As a preface to this in the event that someone else reads this in the event of my death with a little history about myself.
I left my homeworld, Brintooin, to serve in the Stormtrooper Corps. On the surface I joined the military for my family, but it was also for myself so that I did not have to be doomed to a life on that rock bonded by my responsibility to family. By becoming a loyal servant of the Empire, I was able to escape that dull drape of living that we called life on Brintooin.
Since arriving at the academy of Carida, I learned a different lifestyle. I learned things that would make me a very powerful person on my homeworld, in wealth and status. I also made and lost friends and comrades. It is hard to imagine that there would be an attack on the most prestigious military academy in the Empire, and to lose cadets in its defense can really destroy moral. I suppose that it can also build stronger and more battle hardened soldiers to the the Emperor. That is the effect it had on me. I lost two friends that day, the girl I was chasing after, and my romantic rival that she cared deeply for and wanted me to meet. Looking back I can also tell that she wanted us to be friends. Truthfully, I did like the guy. He reminded me of myself—only that he was a TIE pilot and I a grunt. I don’t think I would have minded losing Joanna to him.
Graduation came and I was awarded a commendation, by Lord Vader, for my actions on the day of the attack. The day I left a friend and comrade to die, in order to get Joanna out of the collapsing hanger. I still to this day don’t understand how I was not killed by that proton torpedo. I almost don’t feel that I earned that commendation. Then with my orders arriving I find out that I am being made a Lance Corporal, and assigned as assistant squad leader to my unit on the star destroyer Devastator.
Now, that my past and near present has been given, I will take up my life in the moment.
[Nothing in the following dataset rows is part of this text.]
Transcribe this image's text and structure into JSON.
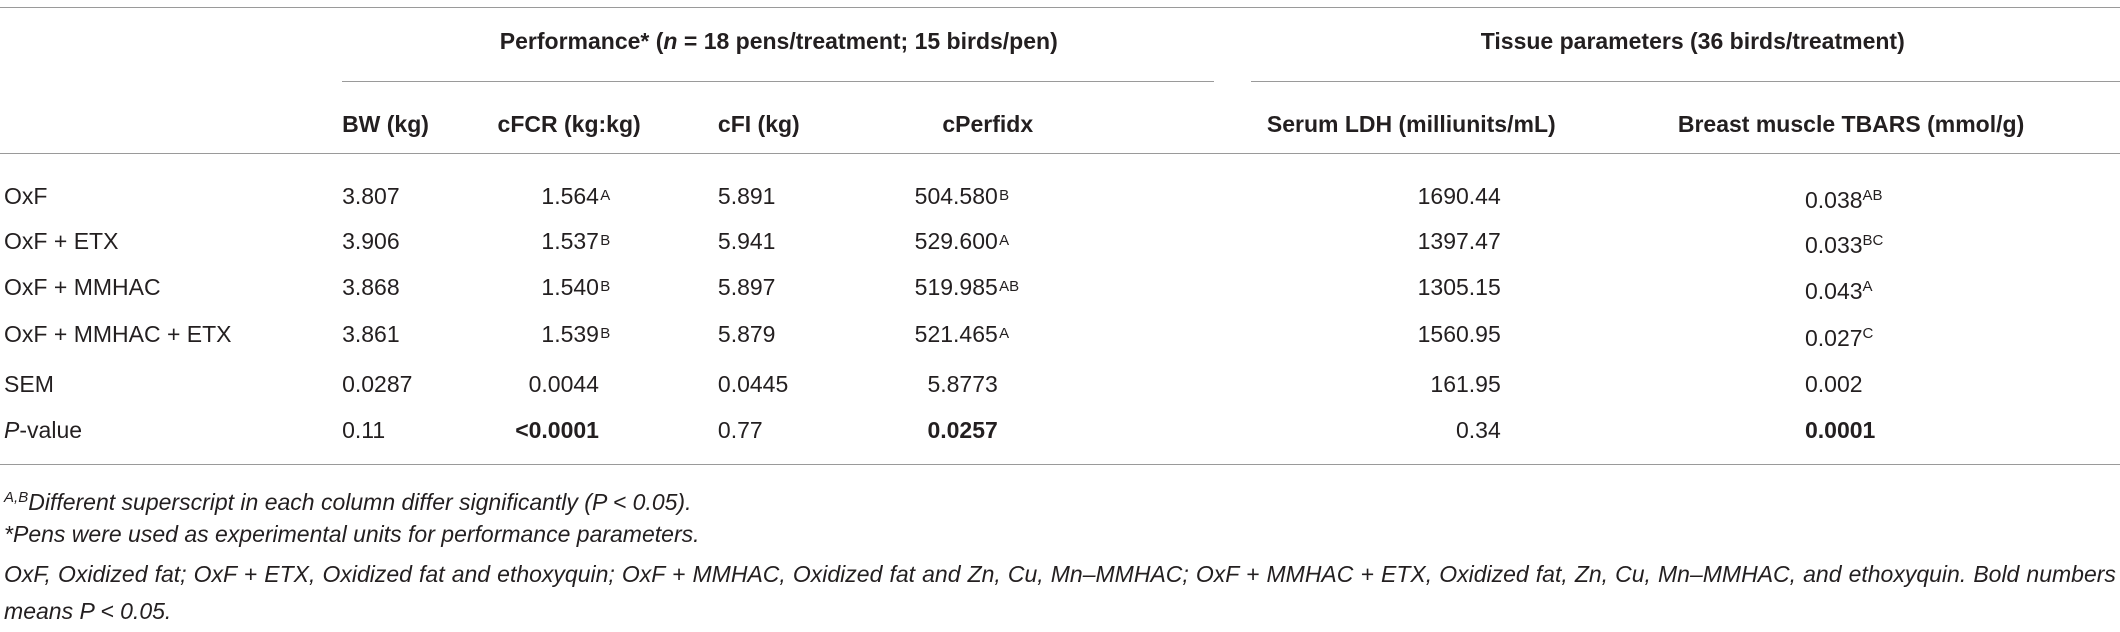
{
  "table": {
    "group_headers": [
      {
        "parts": [
          {
            "text": "Performance* ("
          },
          {
            "text": "n",
            "italic": true
          },
          {
            "text": " = 18 pens/treatment; 15 birds/pen)"
          }
        ]
      },
      {
        "parts": [
          {
            "text": "Tissue parameters (36 birds/treatment)"
          }
        ]
      }
    ],
    "columns": [
      "BW (kg)",
      "cFCR (kg:kg)",
      "cFI (kg)",
      "cPerfidx",
      "Serum LDH (milliunits/mL)",
      "Breast muscle TBARS (mmol/g)"
    ],
    "rows": [
      {
        "label": [
          {
            "text": "OxF"
          }
        ],
        "cells": [
          {
            "text": "3.807"
          },
          {
            "text": "1.564",
            "sup": "A"
          },
          {
            "text": "5.891"
          },
          {
            "text": "504.580",
            "sup": "B"
          },
          {
            "text": "1690.44"
          },
          {
            "text": "0.038",
            "sup": "AB"
          }
        ]
      },
      {
        "label": [
          {
            "text": "OxF + ETX"
          }
        ],
        "cells": [
          {
            "text": "3.906"
          },
          {
            "text": "1.537",
            "sup": "B"
          },
          {
            "text": "5.941"
          },
          {
            "text": "529.600",
            "sup": "A"
          },
          {
            "text": "1397.47"
          },
          {
            "text": "0.033",
            "sup": "BC"
          }
        ]
      },
      {
        "label": [
          {
            "text": "OxF + MMHAC"
          }
        ],
        "cells": [
          {
            "text": "3.868"
          },
          {
            "text": "1.540",
            "sup": "B"
          },
          {
            "text": "5.897"
          },
          {
            "text": "519.985",
            "sup": "AB"
          },
          {
            "text": "1305.15"
          },
          {
            "text": "0.043",
            "sup": "A"
          }
        ]
      },
      {
        "label": [
          {
            "text": "OxF + MMHAC + ETX"
          }
        ],
        "cells": [
          {
            "text": "3.861"
          },
          {
            "text": "1.539",
            "sup": "B"
          },
          {
            "text": "5.879"
          },
          {
            "text": "521.465",
            "sup": "A"
          },
          {
            "text": "1560.95"
          },
          {
            "text": "0.027",
            "sup": "C"
          }
        ]
      },
      {
        "label": [
          {
            "text": "SEM"
          }
        ],
        "cells": [
          {
            "text": "0.0287"
          },
          {
            "text": "0.0044"
          },
          {
            "text": "0.0445"
          },
          {
            "text": "5.8773"
          },
          {
            "text": "161.95"
          },
          {
            "text": "0.002"
          }
        ]
      },
      {
        "label": [
          {
            "text": "P",
            "italic": true
          },
          {
            "text": "-value"
          }
        ],
        "cells": [
          {
            "text": "0.11"
          },
          {
            "text": "<0.0001",
            "bold": true
          },
          {
            "text": "0.77"
          },
          {
            "text": "0.0257",
            "bold": true
          },
          {
            "text": "0.34"
          },
          {
            "text": "0.0001",
            "bold": true
          }
        ]
      }
    ],
    "footnotes": [
      {
        "parts": [
          {
            "text": "A,B",
            "sup": true
          },
          {
            "text": "Different superscript in each column differ significantly (P < 0.05).",
            "italic": true
          }
        ]
      },
      {
        "parts": [
          {
            "text": "*Pens were used as experimental units for performance parameters.",
            "italic": true
          }
        ]
      },
      {
        "parts": [
          {
            "text": "OxF, Oxidized fat; OxF + ETX, Oxidized fat and ethoxyquin; OxF + MMHAC, Oxidized fat and Zn, Cu, Mn–MMHAC; OxF + MMHAC + ETX, Oxidized fat, Zn, Cu, Mn–MMHAC, and ethoxyquin. Bold numbers means P < 0.05.",
            "italic": true
          }
        ]
      }
    ]
  }
}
I decided that before reporting for duty on the Devastator that I would take my two weeks leave and visit the planet Coruscant. I think it is a good place for someone like myself who has never seen a real city to experience the largest city in the galaxy, that I know of anyway. It’s also the perfect time to be alone and reflect on my loss of Joanna, and what I could have done differently. I couldn’t let that get to me while I was at the academy. I had to be the best. I promised her that I would be.
I hadn’t been on the planet long before I was approached by an enchanting woman. She was like nothing I had ever seen before. Her skin was a marvelous shade of red and her light purple hair moved as if it had a life of its own. I still can’t get over the fact that she came on to me so quickly. I’ve never had something like that happen to me before. I was completely wrapped up in the moment. I’m glad I was too. We talked for a moment about what was on my mind, and I came to the conclusion that there was nothing I could do about Joanna. If she still wanted to be friends she would contact me in her own time, and until then I would have to keep my promise to Kyle. Not too mention I couldn’t resist myself with Nahja. I think I want this to be more than what people call “a one night stand”. I’ve asked her if she would like to join me as I tour around the city. She said yes.